When playing piano patches in kontakt using the sustain pedal cuts out sound completely (rather than sustaining it). This never happened before today.

Any ideas to troubleshoot this? Maybe Ive hit a setting by accident somewhere.

Sustain pedal works fine eg in Omnisphere so its not the pedal itself.


----------



## d.healey (Dec 24, 2016)

Is it with just one particular piano library?


----------



## Harry (Dec 24, 2016)

Its actually with anything in Kontakt ...


----------



## airflamesred (Dec 24, 2016)

I was going to say that the pedal is wired the opposite way but if you have had it working already then it must be something else.
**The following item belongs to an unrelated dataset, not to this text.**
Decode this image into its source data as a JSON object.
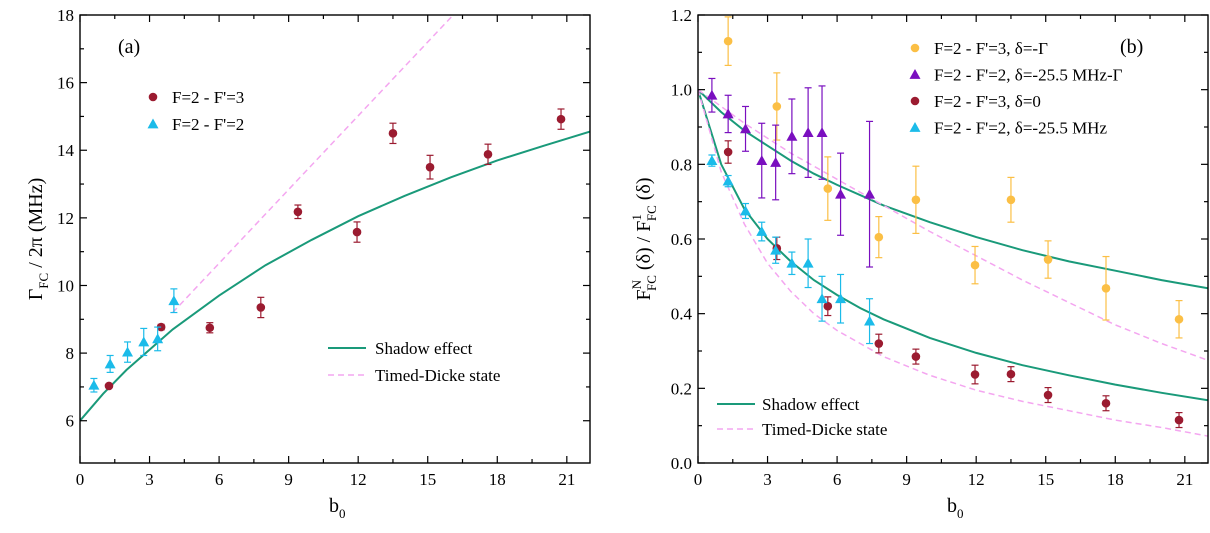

Some sort of CC conversion?


----------



## Harry (Dec 24, 2016)

I just noticed now that when Press the control pedal down the track MUTES --- I'm using Cubase ... not sure how that is happening (!) - any idea how to check in Cubase why it happens and how to turn it off?


----------



## Harry (Dec 24, 2016)

*' ahh, found it ... it was having a "Generic Remote" ON ... in that the CC64 must have been set to Mute track ... NO IDEA how that happened ... b ut now at least I found the reason.

Thanks guys for your input.


----------